Parlamento aprova afastamento de operadores de transportes da gestão de terminais rodoviários
Proposta foi aprovada com os votos favoráveis do PS, IL, Livre, PAN e JPP, abstenção do PSD, Chega, CDS-PP e BE e a oposição do PCP.
O parlamento aprovou esta sexta-feira na generalidade um projeto de lei da IL para impedir que as empresas gestoras de terminais rodoviários possam estar associadas a operadoras de transportes públicos.
A proposta foi aprovada com os votos favoráveis de PS, IL, Livre, PAN e JPP, abstenção de PSD, Chega, CDS-PP e BE e a oposição do PCP, e desce agora para discussão na especialidade, na comissão de Infraestruturas, Mobilidade e Habitação
No projeto de lei, a bancada liberal diz querer pôr um fim a um "claro conflito de interesses" que surge quando os "operadores de terminais são eles mesmos prestadores de serviços expresso" e impedem o acesso a empresas concorrentes.

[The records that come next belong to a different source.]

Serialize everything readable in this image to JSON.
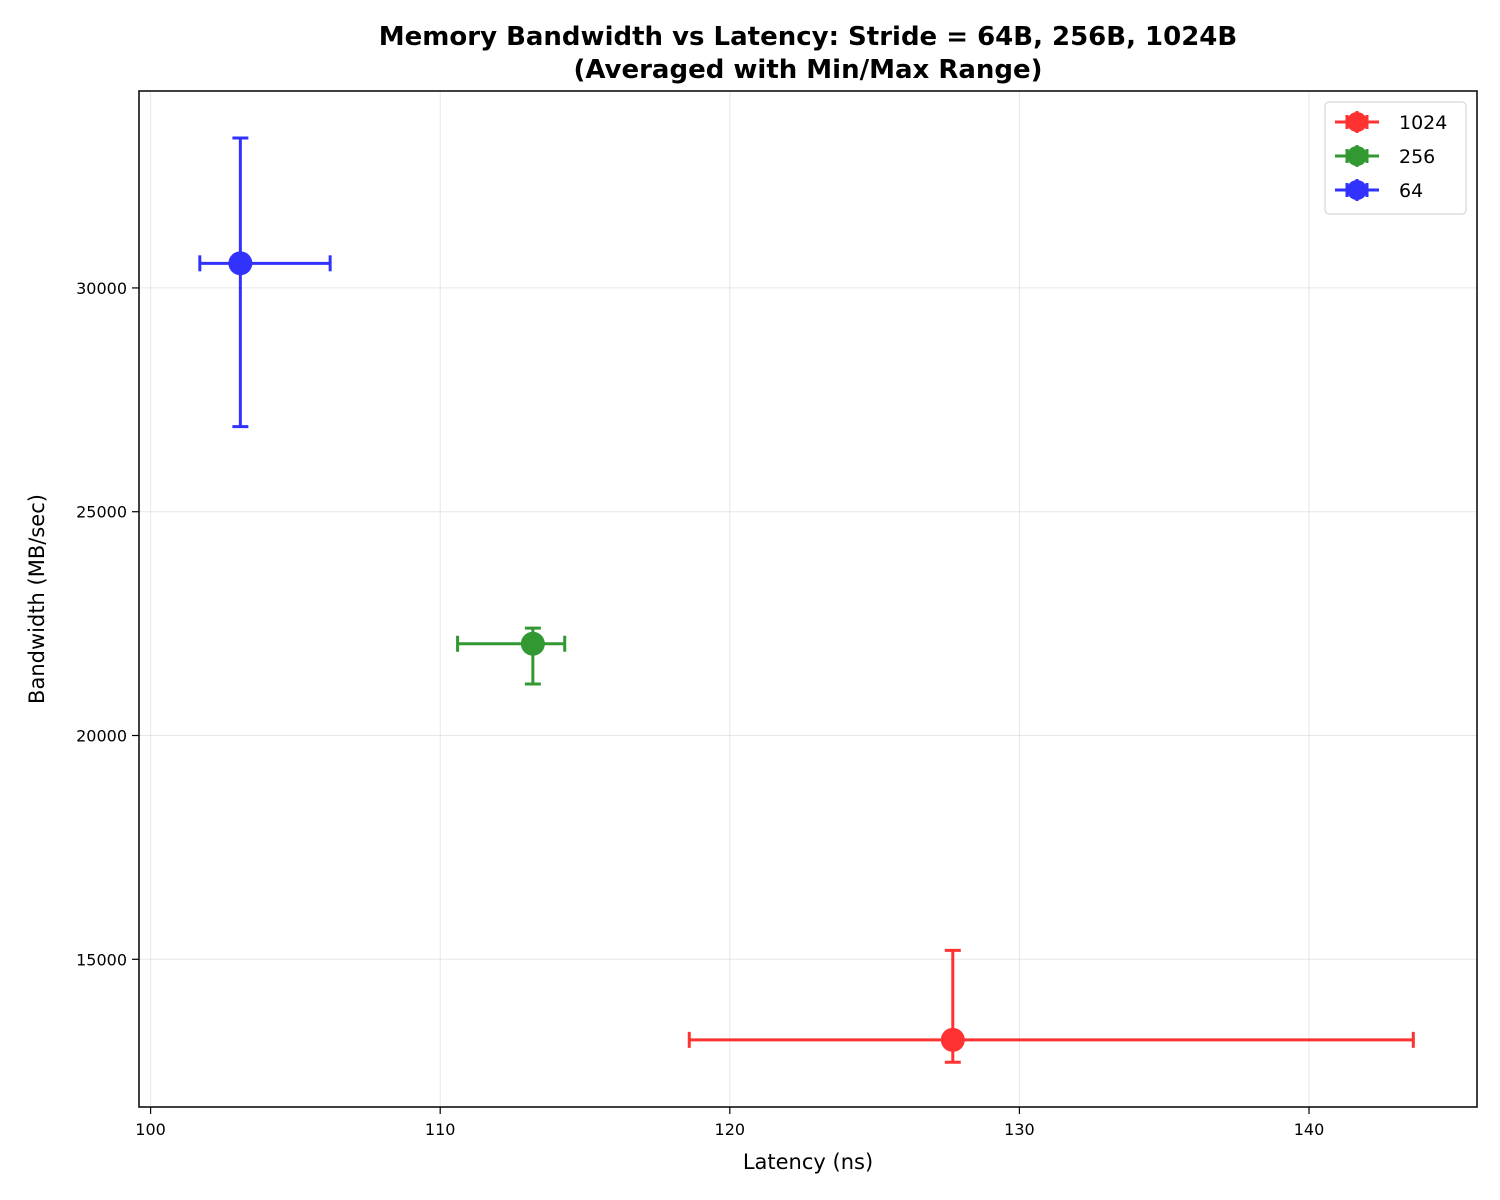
{
  "chart_data": {
    "type": "scatter",
    "title": "Memory Bandwidth vs Latency: Stride = 64B, 256B, 1024B",
    "subtitle": "(Averaged with Min/Max Range)",
    "xlabel": "Latency (ns)",
    "ylabel": "Bandwidth (MB/sec)",
    "xlim": [
      99.6,
      145.8
    ],
    "ylim": [
      11700,
      34400
    ],
    "xticks": [
      100,
      110,
      120,
      130,
      140
    ],
    "yticks": [
      15000,
      20000,
      25000,
      30000
    ],
    "grid": true,
    "legend_position": "top-right",
    "series": [
      {
        "name": "1024",
        "color": "#ff0000",
        "x": 127.7,
        "y": 13200,
        "x_min": 118.6,
        "x_max": 143.6,
        "y_min": 12700,
        "y_max": 15200
      },
      {
        "name": "256",
        "color": "#008000",
        "x": 113.2,
        "y": 22050,
        "x_min": 110.6,
        "x_max": 114.3,
        "y_min": 21150,
        "y_max": 22400
      },
      {
        "name": "64",
        "color": "#0000ff",
        "x": 103.1,
        "y": 30550,
        "x_min": 101.7,
        "x_max": 106.2,
        "y_min": 26900,
        "y_max": 33350
      }
    ]
  }
}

A iniciativa foi anunciada a 10 de março, no mesmo dia em que o Tribunal Administrativo do Círculo de Lisboa deu razão à FlixBus no processo que intentou contra Rede Nacional de Expressos (RNE), determinando "a concessão imediata de acesso ao Terminal Rodoviário de Sete Rios".
A Iniciativa Liberal quer que os operadores de terminais rodoviários passem a ter de tomar uma decisão relativamente a um pedido de acesso às suas instalações num prazo máximo de 15 dias, em vez dos atuais 30, e pretende proibir qualquer "relação de grupo" entre os operadores das interfaces e os operadores dos serviços de transporte público de passageiros".
O partido pretende que, nos casos em que operadores de serviços públicos e proprietários dos terminais sejam da mesma empresa, o contrato de concessão seja adjudicado através de um concurso que assegure "condições equitativas, não discriminatórias e transparentes, aberto aos operadores de interface ou de terminal interessados".
A bancada liberal propõe ainda que seja conferida à Autoridade da Concorrência (AdC) a "responsabilidade sancionatória sobre as matérias que afetam a concorrência na gestão dos terminais rodoviários de expressos".
Na exposição de motivos que acompanha o diploma, o partido diz que a "lei atual permite que empresas de serviços expresso tenham a possibilidade de negar acesso a instalações públicas a seus concorrentes" e considera evidente que, num mercado concorrencial, a decisão de "aprovação ou rejeição da utilização dos terminais rodoviários e interfaces por parte de novas empresas não deve ser uma competência de quem tem interesses económicos na ocupação desse mesmo terminal".
A Flixbus avançou com a ação em novembro, pedindo "a concessão imediata de acesso da requerente ao Terminal de Sete Rios (em Lisboa), em condições de igualdade e não discriminação face aos demais operadores".
O tribunal deliberou "a concessão imediata de acesso ao Terminal Rodoviário de Sete Rios, limitada à capacidade (efetivamente) disponível no terminal".
Para isso, determinou que a RNE deve "indicar a disponibilidade de cais e estacionamento, especificando a quantidade (efetivamente) disponível vs ocupada", avaliar "cada horário solicitado pela FlixBus, indicando claramente quais horários podem ser acomodados e quais não podem, com justificativa objetiva" e "atribuir horários concretos de paragem de acordo com a capacidade (efetivamente) disponível, podendo recorrer a deferimento parcial, sem recusa global injustificada".
A Rede Expressos alegou que o tribunal não determina a entrada automática da concorrente na infraestrutura.